The use of next generation sequencing (NGS) can help to elucidate possible reassortment events, the number of these events and the potential zoonotic origin of a strain. The susceptibility of P[14] in reassortment events has been studied around the world. For example, the genomic analysis using NGS of two G8P[14] strains isolated from two children with AGE in Italy in 2012 revealed reassortment events through human and sheep RVA strains [37]. In a Slovenian study, a RVA strain, isolated from a 1-year-child with severe AGE in 2009, genotyped using NGS revealing a zoonotic origin of the strain (G8-P[14]-I2-R2-C2-M2-A3-N2-T6-E2-H3) [38]. In another study in Hungary, the genome analysis of a G8P[14] from a 4-year-child with AGE in 2001 using NGS revealed that more than one reassortment event occurred in this strain (G8-P[14]-I2-R2-C2-M2-A11-N2-T6-E2-H3) [39]. In Honduras, the use of NGS in a RVA G10P[14] strain isolated from a 30-month-child with severe AGE also reveals multiple reassortments events enhancing the zoonotic origin of this strain and its many potential reservoirs [40]. All these strains were pathogenic to humans but the exact molecular factor leading to severe AGE remains unclear. Larger studies or meta-analyses should be conducted to clarify these factors.

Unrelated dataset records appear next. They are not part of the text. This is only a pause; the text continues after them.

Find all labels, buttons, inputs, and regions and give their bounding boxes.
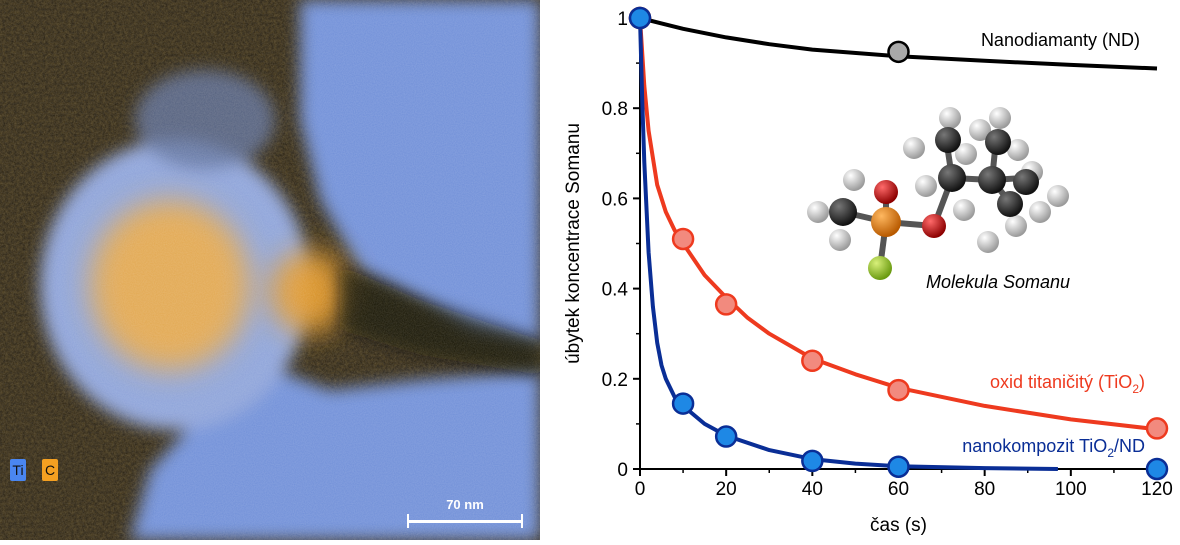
series-label-2: nanokompozit TiO2/ND <box>962 436 1145 460</box>
kinetics-chart: 0 20 40 60 80 100 120 0 0.2 0.4 0.6 0.8 1 čas (s) úbyt… <box>563 6 1173 536</box>
data-point-1 <box>1145 417 1169 440</box>
data-point-1 <box>671 227 695 251</box>
y-tick-label: 0.8 <box>602 99 628 120</box>
data-point-2 <box>714 425 738 448</box>
x-tick-label: 60 <box>888 479 909 500</box>
fit-curve-0 <box>639 16 1158 71</box>
x-tick-label: 20 <box>716 479 737 500</box>
data-point-2 <box>671 392 695 415</box>
x-tick-label: 120 <box>1141 479 1173 500</box>
legend-ti-label: Ti <box>12 462 24 478</box>
data-point-1 <box>714 293 738 316</box>
y-axis-title: úbytek koncentrace Somanu <box>563 123 584 364</box>
data-point-2 <box>628 6 652 30</box>
legend-c: C <box>42 459 58 481</box>
data-point-1 <box>887 378 910 402</box>
data-point-2 <box>1145 457 1169 481</box>
data-point-0 <box>887 40 910 64</box>
molecule-caption: Molekula Somanu <box>926 272 1070 292</box>
legend-c-label: C <box>44 462 56 478</box>
y-tick-label: 0.4 <box>602 280 629 301</box>
y-tick-label: 0 <box>617 460 628 481</box>
data-point-2 <box>801 449 824 473</box>
data-point-1 <box>801 349 824 373</box>
series-label-0: Nanodiamanty (ND) <box>981 30 1140 50</box>
y-tick-label: 0.6 <box>602 189 628 210</box>
scale-bar <box>408 520 522 523</box>
scale-bar-tick-right <box>521 514 523 528</box>
edx-map-image <box>0 0 540 540</box>
scale-bar-tick-left <box>407 514 409 528</box>
scale-bar-label: 70 nm <box>446 497 484 512</box>
x-tick-label: 40 <box>802 479 823 500</box>
x-tick-label: 100 <box>1055 479 1087 500</box>
x-axis-title: čas (s) <box>870 515 927 536</box>
series-label-1: oxid titaničitý (TiO2) <box>990 372 1145 396</box>
data-point-2 <box>887 455 910 478</box>
soman-molecule-illustration <box>807 107 1069 280</box>
kinetics-chart-panel: 0 20 40 60 80 100 120 0 0.2 0.4 0.6 0.8 1 čas (s) úbyt… <box>540 0 1180 540</box>
x-tick-label: 0 <box>635 479 646 500</box>
x-tick-label: 80 <box>974 479 995 500</box>
legend-ti: Ti <box>10 459 26 481</box>
y-tick-label: 0.2 <box>602 370 628 391</box>
y-tick-label: 1 <box>617 9 628 30</box>
edx-map-panel: Ti C 70 nm <box>0 0 540 540</box>
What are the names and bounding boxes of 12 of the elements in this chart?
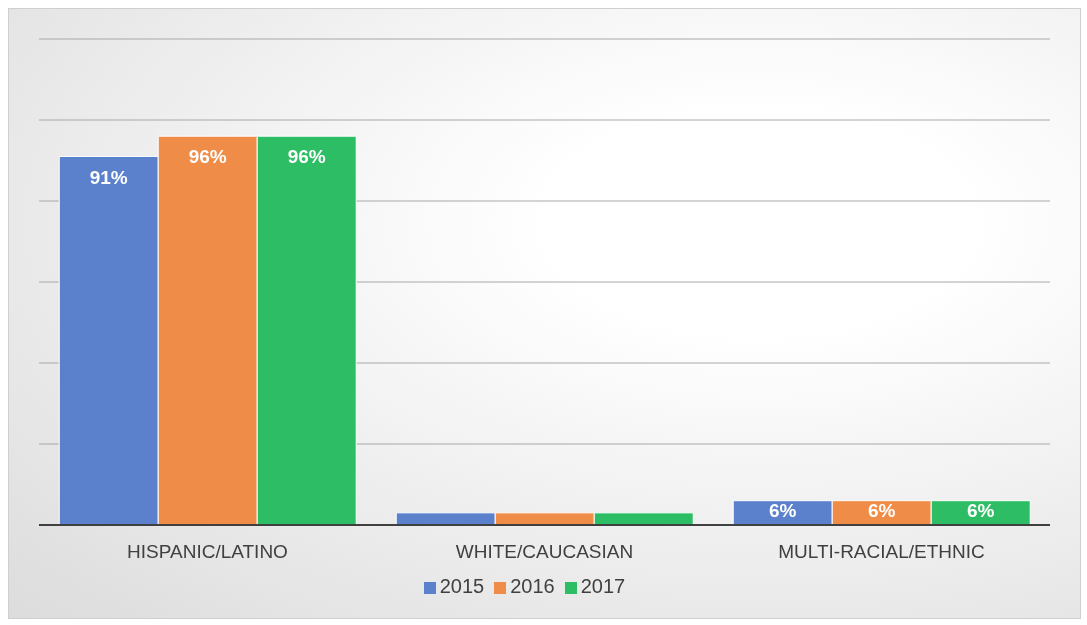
legend-label: 2016	[510, 575, 555, 597]
data-label: 6%	[966, 499, 995, 521]
x-tick-label: WHITE/CAUCASIAN	[455, 541, 634, 563]
data-label: 6%	[867, 499, 896, 521]
legend-label: 2015	[439, 575, 485, 597]
x-tick-label: HISPANIC/LATINO	[127, 541, 288, 563]
x-tick-label: MULTI-RACIAL/ETHNIC	[778, 541, 985, 563]
data-label: 96%	[188, 146, 227, 168]
data-label: 91%	[89, 166, 128, 188]
legend-label: 2017	[580, 575, 626, 597]
data-label: 6%	[768, 499, 797, 521]
data-label: 96%	[287, 146, 326, 168]
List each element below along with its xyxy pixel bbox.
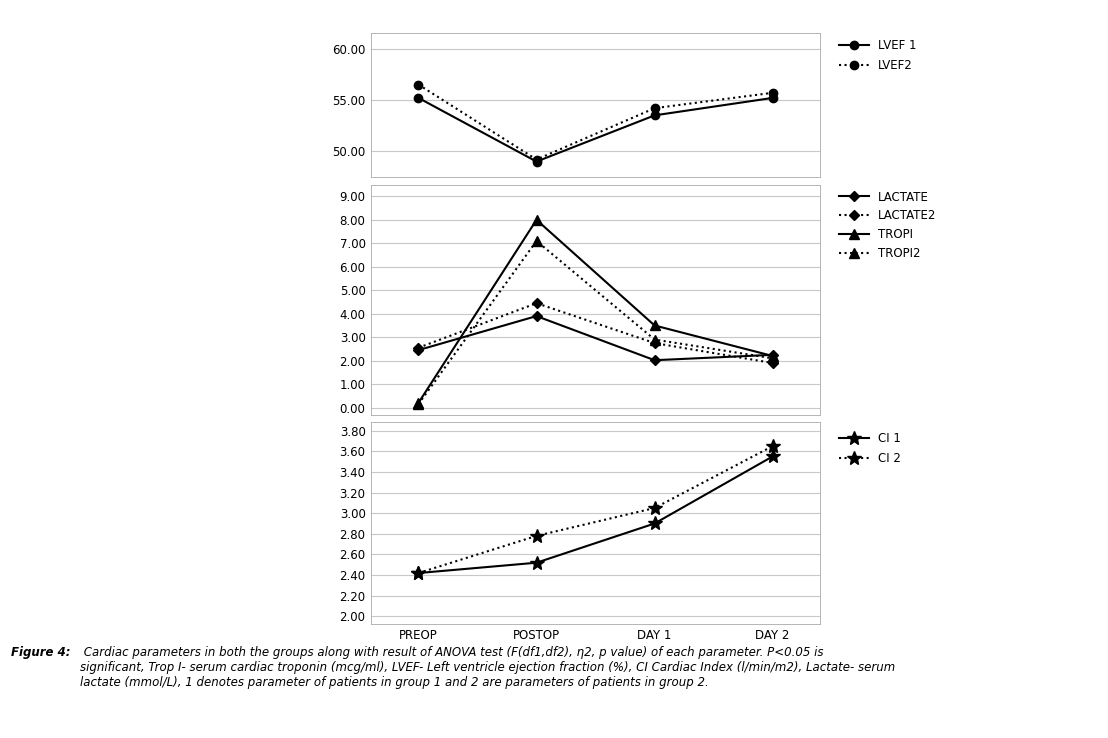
Text: Figure 4:: Figure 4:: [11, 646, 71, 659]
Text: Cardiac parameters in both the groups along with result of ANOVA test (F(df1,df2: Cardiac parameters in both the groups al…: [80, 646, 895, 689]
Legend: CI 1, CI 2: CI 1, CI 2: [839, 432, 901, 466]
Legend: LACTATE, LACTATE2, TROPI, TROPI2: LACTATE, LACTATE2, TROPI, TROPI2: [839, 190, 936, 261]
Legend: LVEF 1, LVEF2: LVEF 1, LVEF2: [839, 39, 916, 72]
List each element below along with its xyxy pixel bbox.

It is known the significant role of the viral proteins VP8* (derived from VP4) and VP7 in host cell attachment binding to cellular receptors containing sialic acid (SA) or histo-blood groupantigens (HBGAs) or to cell surface components like sialoglycans [11],[41],[42]. In the stage of endocytes of the RVA, the VP4 undergoes structural changes displaying its hydrophobic sites [43]. Specifically, the protein VP4 contains three highly conserved trypsin cleavage sites at Arginine 231, 241 and 247 that divide it into two polypeptides, VP5* and VP8*, the length of which depends on the digested site [44]. This cleavage process of VP4 provokes high infectivity [45]. In all our samples, these regions are conserved. However, our samples carried many variants near to significant sites or within to antigenic epitopes. In contrast to our results, analysis of the antigenic epitopes in two G8P[14] strains in Italy shows that the sequences were conserved [37]. Further studies regarding the mutagenesis of these strains and the role of this variants in pathophysiology and severity of the disease should be conducted.

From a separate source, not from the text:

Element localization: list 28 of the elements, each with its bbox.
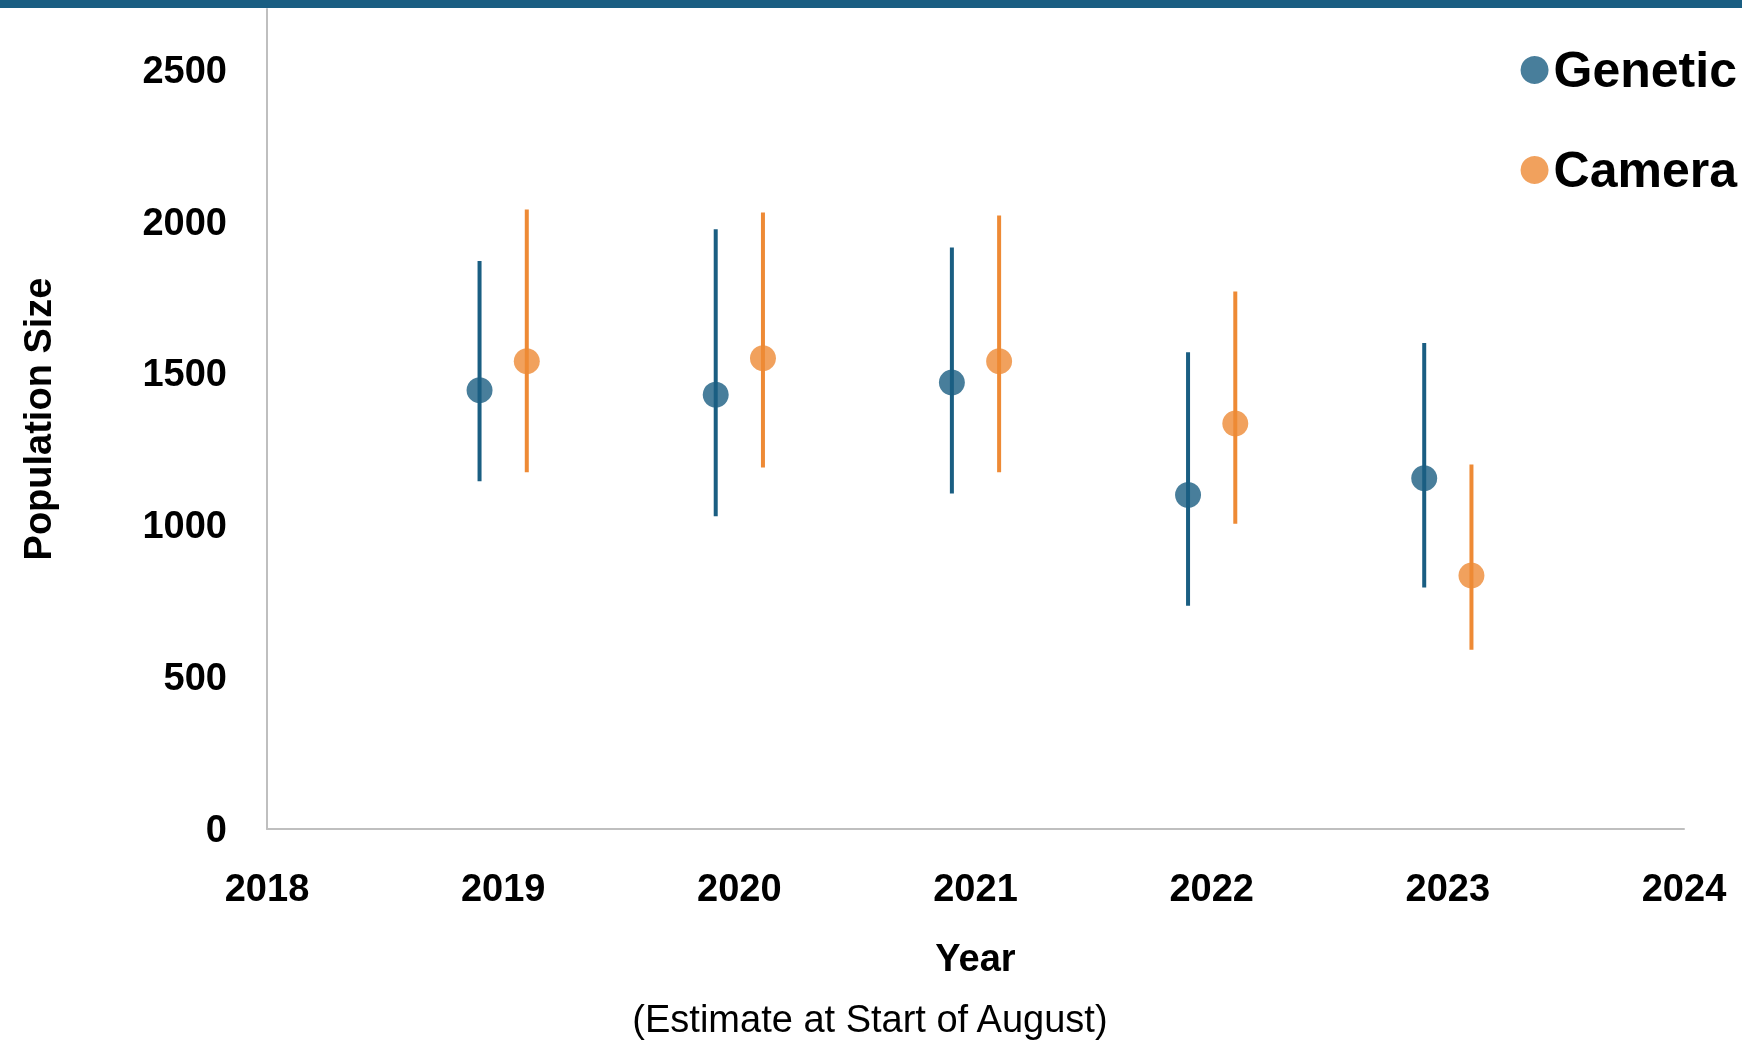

A limitation of our study is the weakness to investigate the complete genotype constellation of these P[14] strains using NGS methodologies in order to reveal possible reassortment events. This is the first molecular report of the unusual P[14] RVA strains detected in Greece, which focuses on phylogenetic analysis and enhances their potential zoonotic origin, while previous studies have described the genotype distribution of common and less common genotypes circulating in Greek children [19],[46],[47]. The continuous surveillance of RVA genotypes distribution and genomic evolution is crucial to understand better this virus, the disease that causes and the potential need to develop new RVA vaccines.